The study is by far the most famous example of choice overload: having more options making choice harder. The explanation for the effect has traditionally been that once we have too many options, we are so overwhelmed we rather give up altogether, and don’t choose anything.
But now, I have a crisis of faith. It’s looking like one of the most famous effects of behavioral decision making might not exist.
I came across a meta-analysis done by Scheibehenne, Greifeneder and Todd in 2010. The result of the meta-analysis? It looks very much possible that the choice overload doesn’t exist. All of the studies that have looked into it have an average effect of XY.12, which is essentially nothing. For me, this is big news, since I’ve used the choice overload as an example in several lectures, and I’ve also mentioned in here before. And now they’re telling me that it could be just noise that these studies are following. If we look at the funnel plot from their meta-analysis, the data seems to fit pretty well to the null that the grand mean would be zero. But (and there’s always a but in science), there does seem to be a group of studies on the right side of the funnel, finding an effect of around d>0.2, which indicates the existence of choice overload. What could this mean?

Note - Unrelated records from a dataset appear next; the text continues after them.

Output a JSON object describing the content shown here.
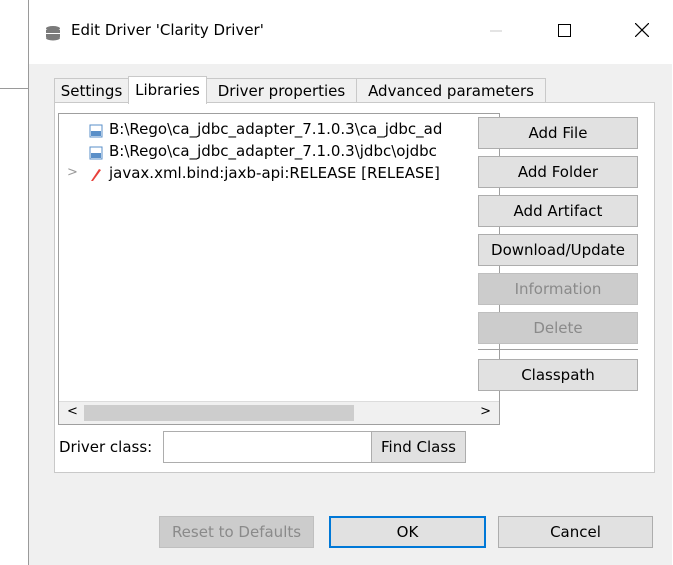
{
  "window": {
    "title": "Edit Driver 'Clarity Driver'",
    "icons": {
      "app": "database-icon",
      "minimize": "minimize-icon",
      "maximize": "maximize-icon",
      "close": "close-icon"
    }
  },
  "tabs": [
    {
      "label": "Settings",
      "active": false
    },
    {
      "label": "Libraries",
      "active": true
    },
    {
      "label": "Driver properties",
      "active": false
    },
    {
      "label": "Advanced parameters",
      "active": false
    }
  ],
  "libraries": {
    "items": [
      {
        "label": "B:\\Rego\\ca_jdbc_adapter_7.1.0.3\\ca_jdbc_ad",
        "icon": "jar-file-icon",
        "expandable": false
      },
      {
        "label": "B:\\Rego\\ca_jdbc_adapter_7.1.0.3\\jdbc\\ojdbc",
        "icon": "jar-file-icon",
        "expandable": false
      },
      {
        "label": "javax.xml.bind:jaxb-api:RELEASE [RELEASE]",
        "icon": "maven-artifact-icon",
        "expandable": true
      }
    ],
    "scroll_left": "<",
    "scroll_right": ">"
  },
  "side_buttons": {
    "add_file": "Add File",
    "add_folder": "Add Folder",
    "add_artifact": "Add Artifact",
    "download_update": "Download/Update",
    "information": "Information",
    "delete": "Delete",
    "classpath": "Classpath"
  },
  "driver_class": {
    "label": "Driver class:",
    "value": "",
    "find_class": "Find Class"
  },
  "footer": {
    "reset": "Reset to Defaults",
    "ok": "OK",
    "cancel": "Cancel"
  },
  "colors": {
    "accent": "#0078d7",
    "disabled_bg": "#cccccc",
    "disabled_text": "#8a8a8a",
    "artifact_icon": "#e8403a"
  }
}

- the result being published in a journal makes the effect size larger
- subjects having expertise makes the effect smaller
The first what we should expect: science definitely has a publication bias. If your study found a significant effect, it’s much more likely to get published. If your study showed no effects, the reviewers might find the study uninteresting, demoting it to your desk drawer instead.
The second thing also seems to support general intuitions about the matter. For example, the in the jam study, all of the options were jams generally commonly bought. If they had included lemon curd, for example, a lot of people would just get that without looking at the other options. This supports the idea that choice overload could exist especially in situations, in which we are quite unfamiliar with the options. The finding that prior preferences decrease the choice overload effect is actually a good thing: it shows that the variation in studies is not just driven by random noise (Chernev, Böckenholt & Goodman, 2010).
So what’s the conclusion here: does choice overload exist or not? Scheibehenne et al. say that it certainly looks like choice overload is not a very robust phenomenon. However, the group of studies on the right side of the funnel complicates things. They are probably partly due to publication bias, but it’s certainly possible that there are conditions that facilitate choice overload, but were not captured in the meta-analysis.
I’m still reeling a bit from this finding. It certainly shows that popular science doesn’t catch up very fast: I’ve seen the jam study dozens of times in books, TED talks and presentations about decision making. It's such a famous finding that I even spent a full post describing it. But I had never even once seen the meta-analysis, despite it being already almost five years old. What can I say, whoops?
There’s still no grand truth to whether choice overload is real or not, but it certainly is not looking so outrageous after this paper. Perhaps it exists, perhaps not. Time will tell, but for now we can stick to “the effect might exist”, instead of “this is a really strong behavioral effect that changes decision making everywhere”, which is how some authors painted it.